Texture: Imagine a can of mushy corn niblets packed in a slimy thick syrup. Then imagine your mouth and throat feeling irritated for 6 hours after eating a spoon of that corn.
Sweetness: Intensely sweet in a most delicious way.
Flavor: Wow! I'm tasting an utterly delicious mix of pineapple and jackfruit. How can something so devilishly frustrating taste so good? Sweet, wild, unconventional and really fun until the pain hits. Eating Monstera Deliciosa feels a lot like kissing a woman you know will break your heart.
Rating: I love the taste and I am extremely grateful for the chance to try this oddity. If you can harvest some Monstera from a neighbor's plant, or get a few pieces cheap, then it's worth trying once or twice. Don't pay crazy money for it – one fruit yields less than a cereal bowl of niblets over the course of two weeks. Beyond that, there are way too many drawbacks to plant or even consistently eat this fruit. Including but not limited to:
- Monstera grows into a massive, invasive vine that will take over your trees.

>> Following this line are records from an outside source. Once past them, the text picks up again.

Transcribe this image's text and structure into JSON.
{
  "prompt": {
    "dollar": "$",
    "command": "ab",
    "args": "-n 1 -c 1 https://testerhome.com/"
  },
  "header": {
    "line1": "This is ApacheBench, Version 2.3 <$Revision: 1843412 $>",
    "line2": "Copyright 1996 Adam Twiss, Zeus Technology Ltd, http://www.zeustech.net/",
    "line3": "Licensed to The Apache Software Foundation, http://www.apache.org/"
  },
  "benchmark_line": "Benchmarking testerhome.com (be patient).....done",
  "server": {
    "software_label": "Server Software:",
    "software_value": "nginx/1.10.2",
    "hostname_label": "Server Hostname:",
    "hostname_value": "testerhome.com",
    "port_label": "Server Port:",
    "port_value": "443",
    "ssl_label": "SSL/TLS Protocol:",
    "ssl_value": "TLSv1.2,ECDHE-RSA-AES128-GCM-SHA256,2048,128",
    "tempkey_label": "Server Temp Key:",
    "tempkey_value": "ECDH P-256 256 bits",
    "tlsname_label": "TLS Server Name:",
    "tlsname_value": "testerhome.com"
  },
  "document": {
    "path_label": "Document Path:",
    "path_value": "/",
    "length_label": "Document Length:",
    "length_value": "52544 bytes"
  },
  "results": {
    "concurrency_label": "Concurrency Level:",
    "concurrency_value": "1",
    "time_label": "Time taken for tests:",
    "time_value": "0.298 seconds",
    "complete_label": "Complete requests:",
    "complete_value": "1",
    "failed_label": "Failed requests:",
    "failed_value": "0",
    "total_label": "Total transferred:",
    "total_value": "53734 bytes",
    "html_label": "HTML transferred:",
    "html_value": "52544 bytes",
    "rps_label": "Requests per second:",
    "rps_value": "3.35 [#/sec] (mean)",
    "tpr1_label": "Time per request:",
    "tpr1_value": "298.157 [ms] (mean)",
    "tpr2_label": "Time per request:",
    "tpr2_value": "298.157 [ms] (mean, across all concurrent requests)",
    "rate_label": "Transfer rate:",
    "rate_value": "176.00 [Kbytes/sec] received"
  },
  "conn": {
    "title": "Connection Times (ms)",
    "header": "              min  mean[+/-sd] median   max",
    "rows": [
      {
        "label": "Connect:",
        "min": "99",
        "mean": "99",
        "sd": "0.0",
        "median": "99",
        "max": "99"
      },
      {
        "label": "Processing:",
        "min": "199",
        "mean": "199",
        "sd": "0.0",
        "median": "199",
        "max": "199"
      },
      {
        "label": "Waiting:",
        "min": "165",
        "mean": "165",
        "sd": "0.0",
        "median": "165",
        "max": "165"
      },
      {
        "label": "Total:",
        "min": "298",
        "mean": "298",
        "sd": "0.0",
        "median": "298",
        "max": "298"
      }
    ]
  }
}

- The fruit ripens slowly, exposing about one or two tablespoons of edible niblets per day. It's a lot of fuss over very little fruit.
- One fruit can take up to a week or more to finish eating as you wait for it to gradually ripen.
- Mold and rot can damage the fruit while you wait.
- The fruit looks dirty, with black particles (seeds? mold? dirt?) all over the part you eat and everywhere else.
- Slimy texture.
- Even when fully ripe, it still caused me mouth and throat irritation.
- Why not just make a smoothie or sorbet out of some pineapple, banana and jackfruit to approximate the flavor and skip the rest of the aggravation?